MMMMM! If the broth is very gelatinous when cool, then you have made an excellently cooked chicken stock! To keep it from turning into Jell-O, just add about a cup of water when you have removed all of the bits.
Now, here is a good way to do it, though chicken broth is best made in an open pot, cooked on the stove.
1/2 of a chicken cut up at the joints
1/4 of a small onion, chopped in half
tsp. salt
1/4 tsp. pepper
1/2 of a tsp. chopped celery
Put all in the crock pot, fill enough to cover with water and place on high for the first hour. Reduce to low and add water if needed. Simmer for 4 hours, of if you like to let it cook when you go to work, then do so. With a slotted spoon, remove all meat and vegetables and place the meat in a bowl for later use. To clarify the broth, pour through a colander or sieve. Return to pot and taste. If too ‘chickeny’ add water as needed to dilute it. It probably will be too ‘chickeny’ because crock pots return the steam to the fluid and tend to condense the flavor, which is why I choose not to use them for most broth’s.

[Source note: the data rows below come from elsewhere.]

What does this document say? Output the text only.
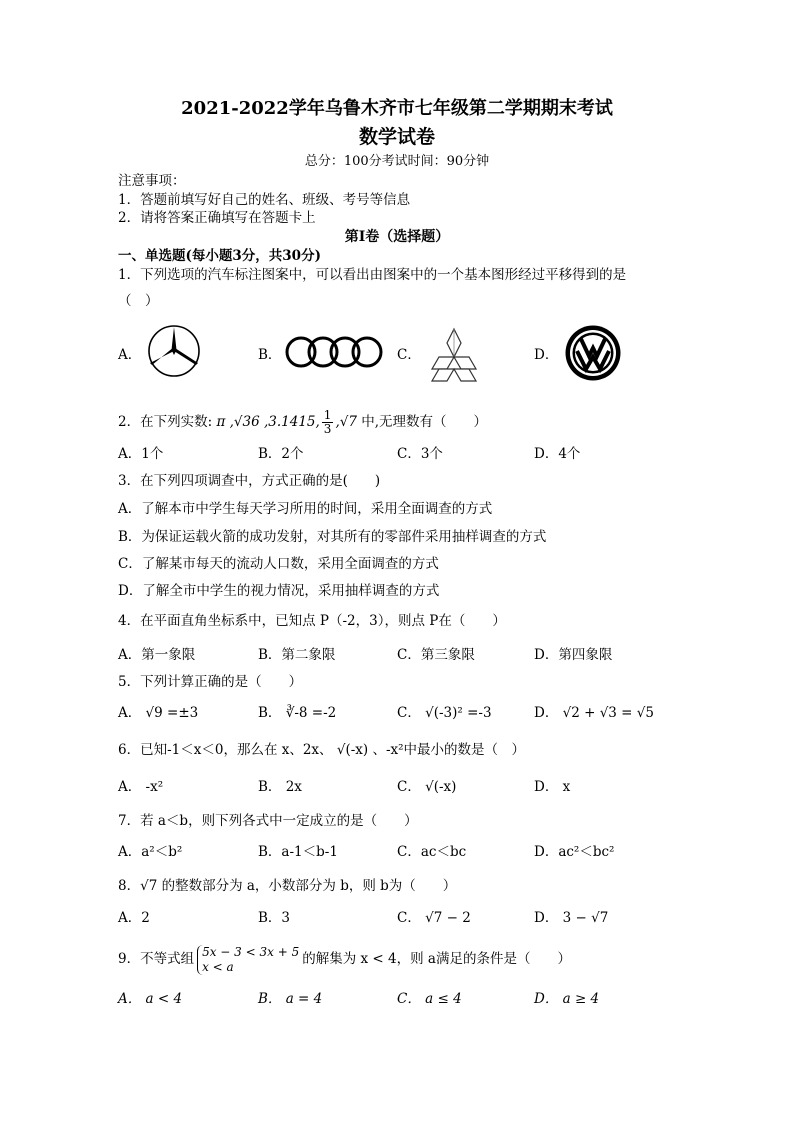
2021-2022学年乌鲁木齐市七年级第二学期期末考试
数学试卷
总分：100分考试时间：90分钟
注意事项：
1．答题前填写好自己的姓名、班级、考号等信息
2．请将答案正确填写在答题卡上
第I卷（选择题）
一、单选题(每小题3分，共30分)
1．下列选项的汽车标注图案中，可以看出由图案中的一个基本图形经过平移得到的是
（　）
A．	B．	C．	D．
2．在下列实数: π ,√36 ,3.1415, $\frac{1}{3} ,√7$ 中,无理数有（　　）
A．1个	B．2个	C．3个	D．4个
3．在下列四项调查中，方式正确的是(　　)
A．了解本市中学生每天学习所用的时间，采用全面调查的方式
B．为保证运载火箭的成功发射，对其所有的零部件采用抽样调查的方式
C．了解某市每天的流动人口数，采用全面调查的方式
D．了解全市中学生的视力情况，采用抽样调查的方式
4．在平面直角坐标系中，已知点 P（-2，3），则点 P在（　　）
A．第一象限	B．第二象限	C．第三象限	D．第四象限
5．下列计算正确的是（　　）
A． √9 =±3	B． ∛-8 =-2	C． √(-3)² =-3	D． √2 + √3 = √5
6．已知-1＜x＜0，那么在 x、2x、 √(-x) 、-x²中最小的数是（　）
A． -x²	B． 2x	C． √(-x)	D． x
7．若 a＜b，则下列各式中一定成立的是（　　）
A．a²＜b²	B．a-1＜b-1	C．ac＜bc	D．ac²＜bc²
8．√7 的整数部分为 a，小数部分为 b，则 b为（　　）
A．2	B．3	C． √7 − 2	D． 3 − √7
9．不等式组 5x − 3 < 3x + 5
x < a	的解集为 x < 4，则 a满足的条件是（　　）
A． a < 4	B． a = 4	C． a ≤ 4	D． a ≥ 4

Bring the broth to a second boil by putting the pot on high, with the lid off. Taste. If too watery, let condense through evaporation. If you need a bit more vegetable flavor, add one or two chunks of onion or celery and let cook, tasting every few minutes and when flavored just right, lift them out.
To skim, let cool and skim off the rising oils or pour into bowl, which will cool it faster, and skim with a big spoon. You can buy a grease separator at almost any department store for around $1.00, which makes it much easier.
When done, you should have an excellent broth for your consumption. If it jells, dilute it. Jelling means it is concentrated and is usually desirable. Freezing jelled broth gives you a frozen broth that can be scooped out with a spoon because it will not hard freeze!